3.考えていたような、横浜~西谷間の区間運転(JR直通と接続)の設定はなかった。西谷に引き上げ線を2本も造っているのだが、あくまで非常用の位置づけなのだろうか。
4.横浜発着の特急は、8両編成も走る。平日横浜発9:58・11:58・12:38・13:58・14:58・15:38、海老名発9:23・11:13・13:13・14:13、土休日横浜発7:08・13:28・16:28、海老名発12:43。
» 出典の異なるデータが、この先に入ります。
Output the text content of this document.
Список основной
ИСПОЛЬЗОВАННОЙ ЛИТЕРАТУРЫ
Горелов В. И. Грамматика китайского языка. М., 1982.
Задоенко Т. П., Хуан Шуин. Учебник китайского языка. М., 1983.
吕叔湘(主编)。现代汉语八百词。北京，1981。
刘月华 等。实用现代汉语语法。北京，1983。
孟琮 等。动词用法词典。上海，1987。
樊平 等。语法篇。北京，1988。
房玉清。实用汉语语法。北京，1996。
急行・快速にもある。
5.いずみ野線の特急は取りやめ。
 なお、新宿以外のJR線内各駅の時刻は、20日発表予定(時刻表発売と同日)。

 しなの鉄道は、来週中には全線で運転を再開できる見込み、という発表がありました。

《今日のニュースから》
 3日 「ゆるキャラグランプリ」 長野県「アルクマ」金メダル
 4日 岐阜 白川郷 小屋2棟全焼
 5日 馬淵元国土交通大臣 交通事故で重傷

 白川郷の火事は、幸い合掌造りの建物には影響はなかったが、今年は、国内では京都アニメーションに首里城、海外ではノートルダム寺院にブラジルのアマゾンと、原因や被害の程度は様々なれど、重大な火災がずいぶん多い気がします。